I think it's actually his appearance that is caused by our interference rather than him being created by our effect on the environment. He was either dormant or living beneath the sea or the earth before. Will have to watch the film again (came free with the Guardian a few years back). The wikizilla says he's not that hostile against people unless they aggravate him and tears down buildings only when they're in the way.

NoSleep

Got round to watching the original Godzilla film. A much different film to the later ones (which were made for children) with a post WWII/nuclear atmosphere. Godzilla has appeared as a result of radiation caused by nuclear weapons, eventually reducing Tokyo to rubble. You get lots of little glimpses of personal tragedies (huge cast compared to later films) throughout the carnage and the aftermath is portrayed much like a post-air raid.
The weapon they finally destroy him with is another "ultimate weapon" like the H-bomb but its creator takes on the ultimate responsibility in order that it might be deployed. Quite a moving film.
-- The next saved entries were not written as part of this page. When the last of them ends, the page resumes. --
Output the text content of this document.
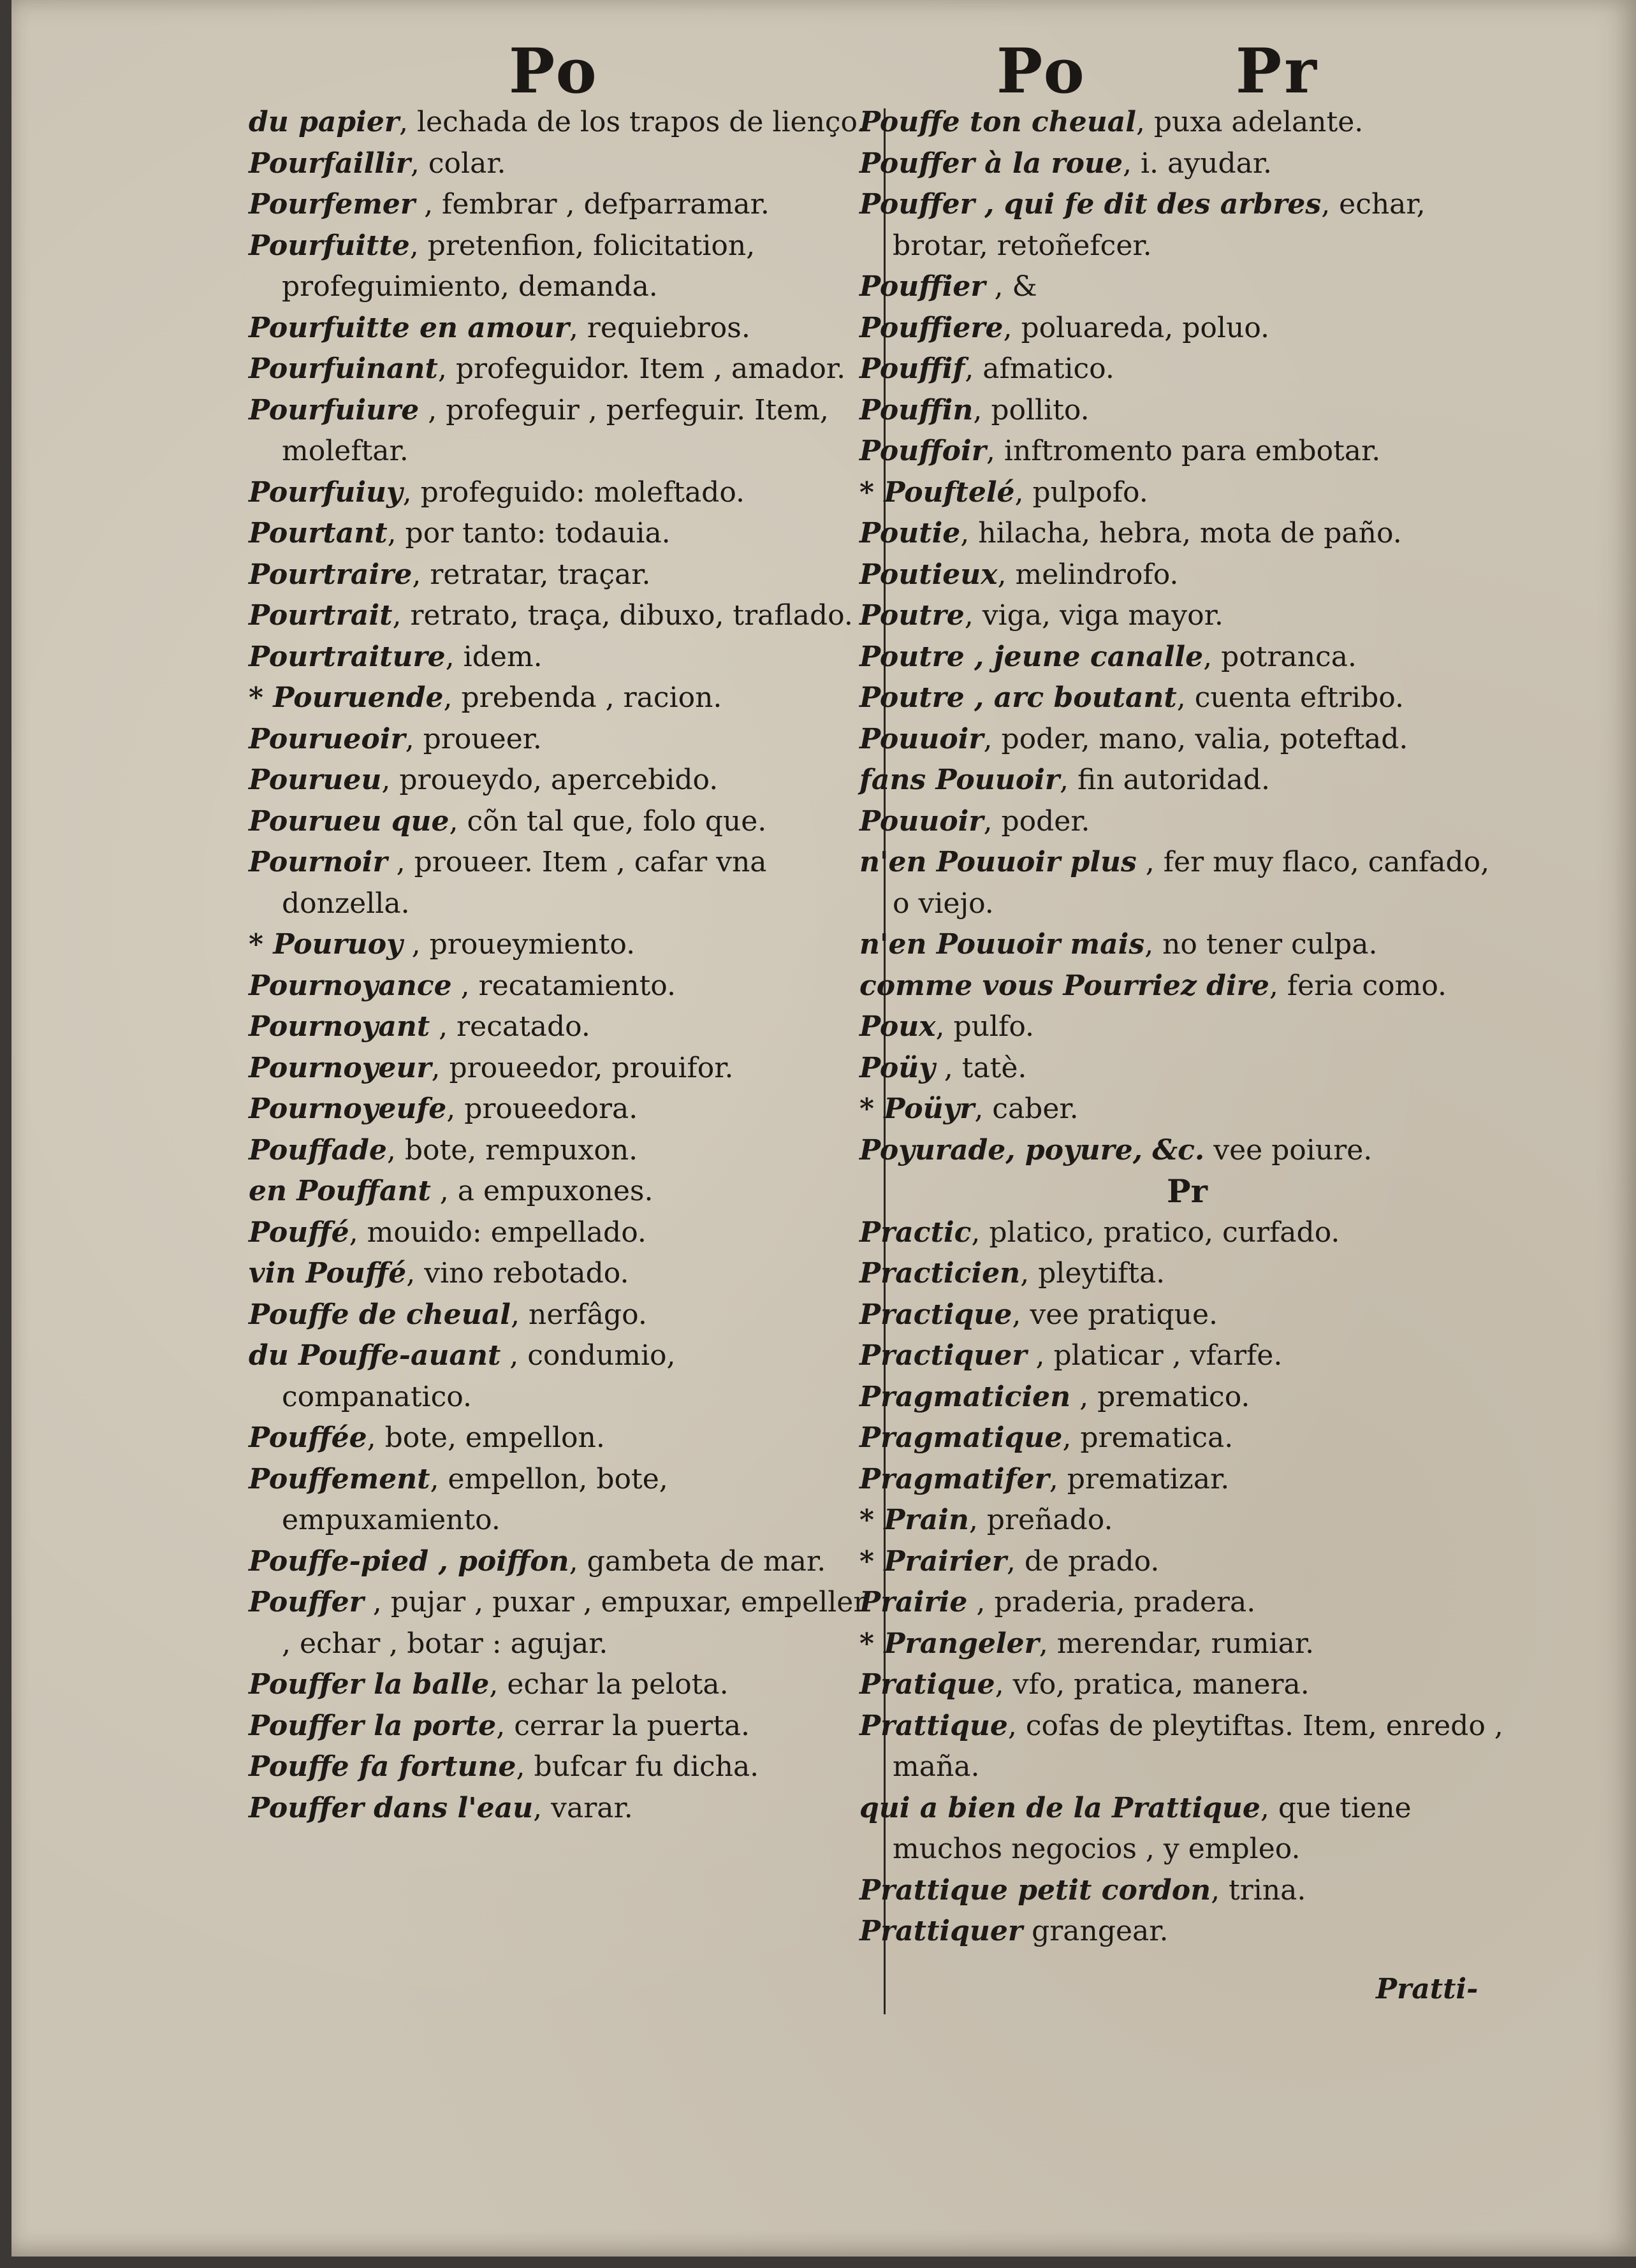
Po	Po Pr
du papier, lechada de los trapos de lienço.
Pourfaillir, colar.
Pourfemer , fembrar , defparramar.
Pourfuitte, pretenfion, folicitation, profeguimiento, demanda.
Pourfuitte en amour, requiebros.
Pourfuinant, profeguidor. Item , amador.
Pourfuiure , profeguir , perfeguir. Item, moleftar.
Pourfuiuy, profeguido: moleftado.
Pourtant, por tanto: todauia.
Pourtraire, retratar, traçar.
Pourtrait, retrato, traça, dibuxo, traflado.
Pourtraiture, idem.
* Pouruende, prebenda , racion.
Pourueoir, proueer.
Pourueu, proueydo, apercebido.
Pourueu que, cõn tal que, folo que.
Pournoir , proueer. Item , cafar vna donzella.
* Pouruoy , proueymiento.
Pournoyance , recatamiento.
Pournoyant , recatado.
Pournoyeur, proueedor, prouifor.
Pournoyeufe, proueedora.
Pouffade, bote, rempuxon.
en Pouffant , a empuxones.
Pouffé, mouido: empellado.
vin Pouffé, vino rebotado.
Pouffe de cheual, nerfâgo.
du Pouffe-auant , condumio, companatico.
Pouffée, bote, empellon.
Pouffement, empellon, bote, empuxamiento.
Pouffe-pied , poiffon, gambeta de mar.
Pouffer , pujar , puxar , empuxar, empeller , echar , botar : agujar.
Pouffer la balle, echar la pelota.
Pouffer la porte, cerrar la puerta.
Pouffe fa fortune, bufcar fu dicha.
Pouffer dans l'eau, varar.
Pouffe ton cheual, puxa adelante.
Pouffer à la roue, i. ayudar.
Pouffer , qui fe dit des arbres, echar, brotar, retoñefcer.
Pouffier , &
Pouffiere, poluareda, poluo.
Pouffif, afmatico.
Pouffin, pollito.
Pouffoir, inftromento para embotar.
* Pouftelé, pulpofo.
Poutie, hilacha, hebra, mota de paño.
Poutieux, melindrofo.
Poutre, viga, viga mayor.
Poutre , jeune canalle, potranca.
Poutre , arc boutant, cuenta eftribo.
Pouuoir, poder, mano, valia, poteftad.
fans Pouuoir, fin autoridad.
Pouuoir, poder.
n'en Pouuoir plus , fer muy flaco, canfado, o viejo.
n'en Pouuoir mais, no tener culpa.
comme vous Pourriez dire, feria como.
Poux, pulfo.
Poüy , tatè.
* Poüyr, caber.
Poyurade, poyure, &c. vee poiure.
Pr
Practic, platico, pratico, curfado.
Practicien, pleytifta.
Practique, vee pratique.
Practiquer , platicar , vfarfe.
Pragmaticien , prematico.
Pragmatique, prematica.
Pragmatifer, prematizar.
* Prain, preñado.
* Prairier, de prado.
Prairie , praderia, pradera.
* Prangeler, merendar, rumiar.
Pratique, vfo, pratica, manera.
Prattique, cofas de pleytiftas. Item, enredo , maña.
qui a bien de la Prattique, que tiene muchos negocios , y empleo.
Prattique petit cordon, trina.
Prattiquer grangear.
Pratti-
Noteworthy: it features actor Akihiko Hirato, who features in 20 other Godzilla movies.


Thomas

#66
An extended trailer -

https://www.youtube.com/watch?v=64c6VLNJQiE

Pause at 1:45 to
Spoiler alert
glimpse one of the other monsters, on the military fella's screens.
[close]

Also 2:03 to
Spoiler alert
see it grappling with 'Zilla.
[close]

Van Dammage

Quote from: NoSleep on March 02, 2014, 12:23:41 PM
Got round to watching the original Godzilla film. A much different film to the later ones (which were made for children) with a post WWII/nuclear atmosphere. Godzilla has appeared as a result of radiation caused by nuclear weapons, eventually reducing Tokyo to rubble. You get lots of little glimpses of personal tragedies (huge cast compared to later films) throughout the carnage and the aftermath is portrayed much like a post-air raid.
The weapon they finally destroy him with is another "ultimate weapon" like the H-bomb but its creator takes on the ultimate responsibility in order that it might be deployed. Quite a moving film.

Noteworthy: it features actor Akihiko Hirato, who features in 20 other Godzilla movies.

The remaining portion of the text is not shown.